Mafia is salvaged by misunderstanding.
Once the droll references to Sicily are finished and
the misguided references to Hemingway are corrected,
Mafia Island is then dismissed as the Zanzibar for those
trying to be different.
And different it is. Admittedly lacking
in the historical charms of Stone Town, there is still
an equally-charming ruined town of creeper-choked temples
straight out of Indiana Jones. The beaches, it must
be said, are not quite the white, picture-postcard swathes
of Zanzibar, but then Mafia makes up for it's (merely
excellent) coastline with its sandbanks, glaring apostrophes
of pure sand that punctuate the horizon a mere half-hours
boat ride from shore.
Above water and below, Mafia balances
its attractions with a gentle grace - no one feature
outstandingly dominant, but each one important in defining
the whole composite charm of the island. Beaches, mangroves,
historical sites, marine parks sit together within a
thriving, effectively self-sufficient, community of
fisherman and farmers, continuing with life whether
people bother to visit or not. Free of the touts and
hassles, the commerce and the kitsch, where the only
thing you are asked for is the news of your day, the
only thing that you are sold is fresh seafood and the
closest you get to high-rise is a ruined jail strangled
with foliage, Mafia continues with its differences.
Mafia's hotels are all located in one bay on the eastern
side of the island, close to Chole island and the Marine
Park, but as they are only three and all are very friendly,
their proximity has never really mattered.
Mafia Island Lodge
The former government lodge was recently taken
over and currently represents the best value of
any beach property in the country. Large but family-friendly
and located on the best stretch of beach on Mafia,
the overall advantages are difficult to ignore.

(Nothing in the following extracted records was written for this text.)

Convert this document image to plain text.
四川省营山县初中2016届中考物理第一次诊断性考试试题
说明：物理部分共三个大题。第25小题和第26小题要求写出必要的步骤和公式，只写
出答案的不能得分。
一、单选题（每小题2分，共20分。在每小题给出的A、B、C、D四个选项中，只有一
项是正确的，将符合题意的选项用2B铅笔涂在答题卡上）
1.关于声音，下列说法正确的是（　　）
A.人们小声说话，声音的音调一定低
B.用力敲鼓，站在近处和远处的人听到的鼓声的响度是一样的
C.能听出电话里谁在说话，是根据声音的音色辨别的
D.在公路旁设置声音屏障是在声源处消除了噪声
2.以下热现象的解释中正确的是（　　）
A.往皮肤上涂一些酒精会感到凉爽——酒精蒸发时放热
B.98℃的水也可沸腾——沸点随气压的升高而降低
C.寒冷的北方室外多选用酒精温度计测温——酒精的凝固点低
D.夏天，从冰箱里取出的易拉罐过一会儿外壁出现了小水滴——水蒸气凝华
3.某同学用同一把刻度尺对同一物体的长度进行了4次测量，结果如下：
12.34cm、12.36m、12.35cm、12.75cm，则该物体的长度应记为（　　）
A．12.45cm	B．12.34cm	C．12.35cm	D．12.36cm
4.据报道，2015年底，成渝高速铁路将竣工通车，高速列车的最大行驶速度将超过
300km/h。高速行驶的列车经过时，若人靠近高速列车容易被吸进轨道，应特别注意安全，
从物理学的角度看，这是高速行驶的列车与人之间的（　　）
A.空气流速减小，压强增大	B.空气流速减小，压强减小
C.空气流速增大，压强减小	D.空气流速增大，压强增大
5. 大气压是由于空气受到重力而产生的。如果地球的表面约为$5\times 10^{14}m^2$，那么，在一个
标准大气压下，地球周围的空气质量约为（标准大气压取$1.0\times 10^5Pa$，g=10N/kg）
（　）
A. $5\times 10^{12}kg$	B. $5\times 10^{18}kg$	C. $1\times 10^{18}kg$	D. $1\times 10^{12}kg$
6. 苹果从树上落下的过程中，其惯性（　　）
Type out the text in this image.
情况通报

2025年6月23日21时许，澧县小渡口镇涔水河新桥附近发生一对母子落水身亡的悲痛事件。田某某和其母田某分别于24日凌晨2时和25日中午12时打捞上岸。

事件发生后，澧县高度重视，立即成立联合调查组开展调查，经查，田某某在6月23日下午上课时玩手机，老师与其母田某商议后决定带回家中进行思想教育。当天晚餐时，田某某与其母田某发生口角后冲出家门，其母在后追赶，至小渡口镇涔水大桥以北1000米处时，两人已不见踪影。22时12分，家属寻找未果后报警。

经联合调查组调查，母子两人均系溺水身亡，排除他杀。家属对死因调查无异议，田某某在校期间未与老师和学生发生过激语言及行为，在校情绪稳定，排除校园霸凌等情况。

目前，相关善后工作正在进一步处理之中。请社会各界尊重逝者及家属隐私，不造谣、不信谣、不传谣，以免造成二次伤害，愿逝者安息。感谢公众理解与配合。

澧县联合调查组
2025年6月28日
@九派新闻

A small, Italian-owned property of intimate atmosphere
and subtle décor, PolePole (the Swahili for
slow/relaxed) is the best-rated of the Mafia properties.
There are eight groomy, hand-crafted bungalows facing
out over the sea, and a dining area and central
public space that is straight from Robinson Crusoe.
Here is served a fusion of Swahili and Italian cuisines,
complemented by excellent wines that seems the most
fitting tribute to all that goes on around you.
First class lodge, perfect for couples, honeymooners
and those of a sybaritic bent.
In the heart of the ruins of the Chole settlement,
past the liana-strangled Hindu temple sits Chole
Mjini Lodge, a treehouse lodge of incomparable
eccentricity and charm. Perched in the eaves of
the baobab trees, above the mangroves and beach,
the houses are open on all sides, with artfully-carved
furniture and comfortable beds as the sole concession
to hotel status.
Perhaps most impressive of all - aside from location,
style and form - is the community projects that
are funded by the revenue from this property.
This is a genuine community conservation programme,
benefiting the villages and instigating a respect
for tourism and visitors that should be held as
a shining example to tourism across the continent.